News 22 Jan 16

Serbia Fears Becoming Refugee 'Buffer Zone'

After several European countries toughened their policies on asylum seekers, Serbia fears the refugees will pile up in their country, on the edge of the EU.

Sasa Dragojlo, Sinisa Jakov Marusic, Sven Milekic
BIRN
Belgrade
Refugees crossing the Serbian border with Croatia | Photo: Filip Avramovic

After Austria said it will refuse entry to migrants seeking to pass through to Scandinavia, Rados Djurovic, head of the Center for Protection and Help for Asylum seekers in Serbia, told BIRN that NGOs fear Serbia will become a refugee "buffer zone" for EU countries.

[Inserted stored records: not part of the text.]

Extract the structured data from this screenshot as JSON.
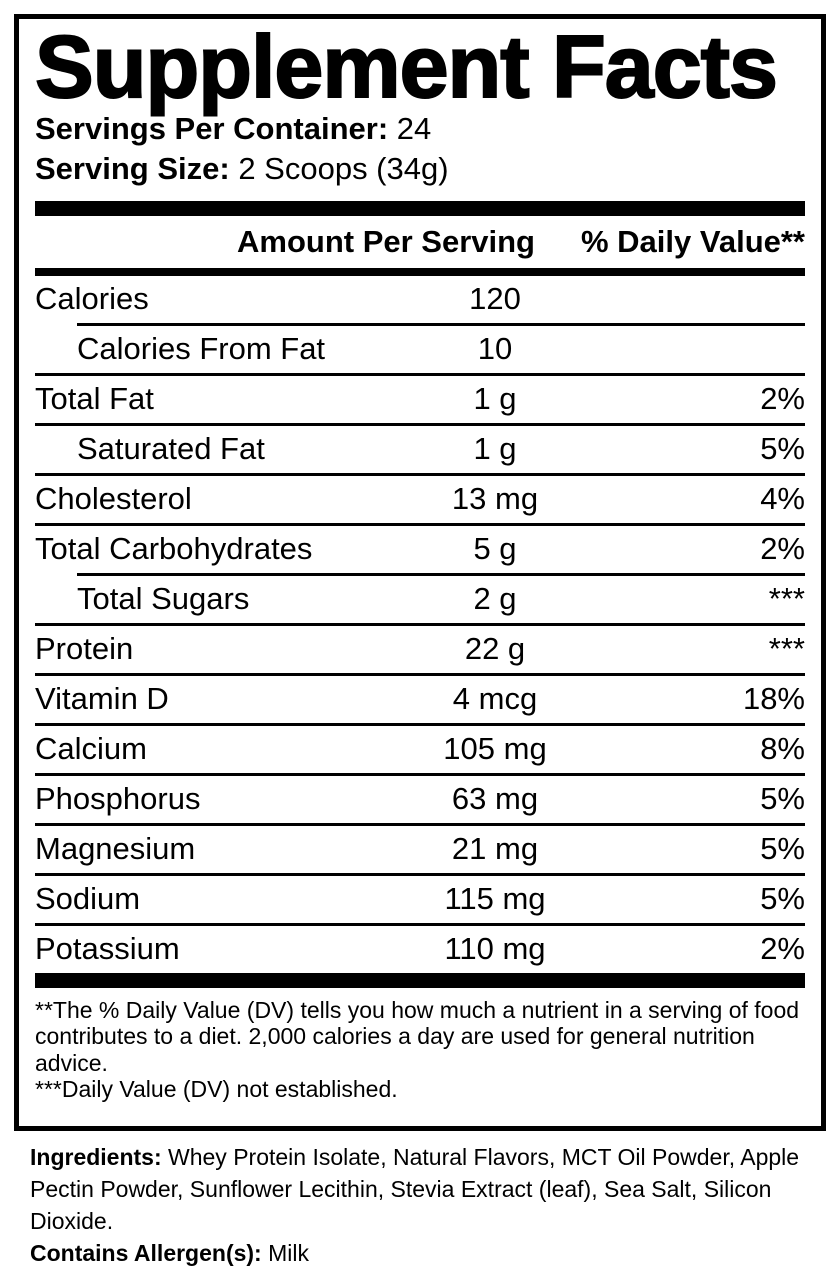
{
  "title": "Supplement Facts",
  "servings": {
    "label": "Servings Per Container:",
    "value": "24"
  },
  "serving_size": {
    "label": "Serving Size:",
    "value": "2 Scoops (34g)"
  },
  "table": {
    "amount_header": "Amount Per Serving",
    "dv_header": "% Daily Value**",
    "rows": [
      {
        "name": "Calories",
        "amount": "120",
        "dv": "",
        "indent": false,
        "divider": "none"
      },
      {
        "name": "Calories From Fat",
        "amount": "10",
        "dv": "",
        "indent": true,
        "divider": "indent"
      },
      {
        "name": "Total Fat",
        "amount": "1 g",
        "dv": "2%",
        "indent": false,
        "divider": "full"
      },
      {
        "name": "Saturated Fat",
        "amount": "1 g",
        "dv": "5%",
        "indent": true,
        "divider": "full"
      },
      {
        "name": "Cholesterol",
        "amount": "13 mg",
        "dv": "4%",
        "indent": false,
        "divider": "full"
      },
      {
        "name": "Total Carbohydrates",
        "amount": "5 g",
        "dv": "2%",
        "indent": false,
        "divider": "full"
      },
      {
        "name": "Total Sugars",
        "amount": "2 g",
        "dv": "***",
        "indent": true,
        "divider": "indent"
      },
      {
        "name": "Protein",
        "amount": "22 g",
        "dv": "***",
        "indent": false,
        "divider": "full"
      },
      {
        "name": "Vitamin D",
        "amount": "4 mcg",
        "dv": "18%",
        "indent": false,
        "divider": "full"
      },
      {
        "name": "Calcium",
        "amount": "105 mg",
        "dv": "8%",
        "indent": false,
        "divider": "full"
      },
      {
        "name": "Phosphorus",
        "amount": "63 mg",
        "dv": "5%",
        "indent": false,
        "divider": "full"
      },
      {
        "name": "Magnesium",
        "amount": "21 mg",
        "dv": "5%",
        "indent": false,
        "divider": "full"
      },
      {
        "name": "Sodium",
        "amount": "115 mg",
        "dv": "5%",
        "indent": false,
        "divider": "full"
      },
      {
        "name": "Potassium",
        "amount": "110 mg",
        "dv": "2%",
        "indent": false,
        "divider": "full"
      }
    ]
  },
  "footnotes": [
    "**The % Daily Value (DV) tells you how much a nutrient in a serving of food contributes to a diet. 2,000 calories a day are used for general nutrition advice.",
    "***Daily Value (DV) not established."
  ],
  "ingredients": {
    "label": "Ingredients:",
    "text": "Whey Protein Isolate, Natural Flavors, MCT Oil Powder, Apple Pectin Powder, Sunflower Lecithin, Stevia Extract (leaf), Sea Salt, Silicon Dioxide."
  },
  "allergen": {
    "label": "Contains Allergen(s):",
    "value": "Milk"
  },
  "colors": {
    "text": "#000000",
    "background": "#ffffff"
  }
}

“Serbia is in the worst situation of all Balkan states. After Austria announced that it was refusing entry to migrants, which Slovenia and Croatia are now also implementing, Serbia could become a buffer zone for refugees,” Djurovic said.

On Sunday Austria said it will now only accept refugees whose identity can be proven, who are seeking asylum in Austria or Germany and who do not represent a security risk and have no criminal record.

On Wednesday, Slovenia and Croatia did the same.

Serbia then said that in response to Austria's decision it will close its border with Macedonia to refugees not seeking asylum in Austria or Germany.

“Migrants who do not express a request for asylum seeking in the territory of Austria and Germany as of today will not be able to pass through the territory of Serbia,” Aleksandar Vulin, Minister for Labour, Employment, and Social Issues, said on Wednesday.

Serbia's decision prompted Macedonia later that day to close its border with Greece.

Macedonian police confirmed to BIRN that they will let through only refugees from war-torn countries and who have documents from the Greek authorities that clearly state their final destination.

Robert Kozma, a member of the Group 484, an NGO that deals with asylum issues, told BIRN that the situation should not surprise anybody. “We should have seen it coming,” he said.

Since the UNHCR does not recognize Macedonia as a "safe" country and since Hungary built a fence to keep out refugees, Serbian NGOs and officials fear their country could become the main refugee "station" in the region.

“The situation will get more and more complicated. Serbia has a capacity to hold only 6,000 people,” Djurovic said, adding that a new refugee influx is expected in the spring.

“The EU has to create a consensus under which all states must reciprocally accept refugees. That is the only solution,” Djurovic concluded.

In 2015, about 600,000 refugees passed through Serbia, according to Serbia's Commissariat for Refugees and Migration. On average, around 2,500 people enter Serbia every day.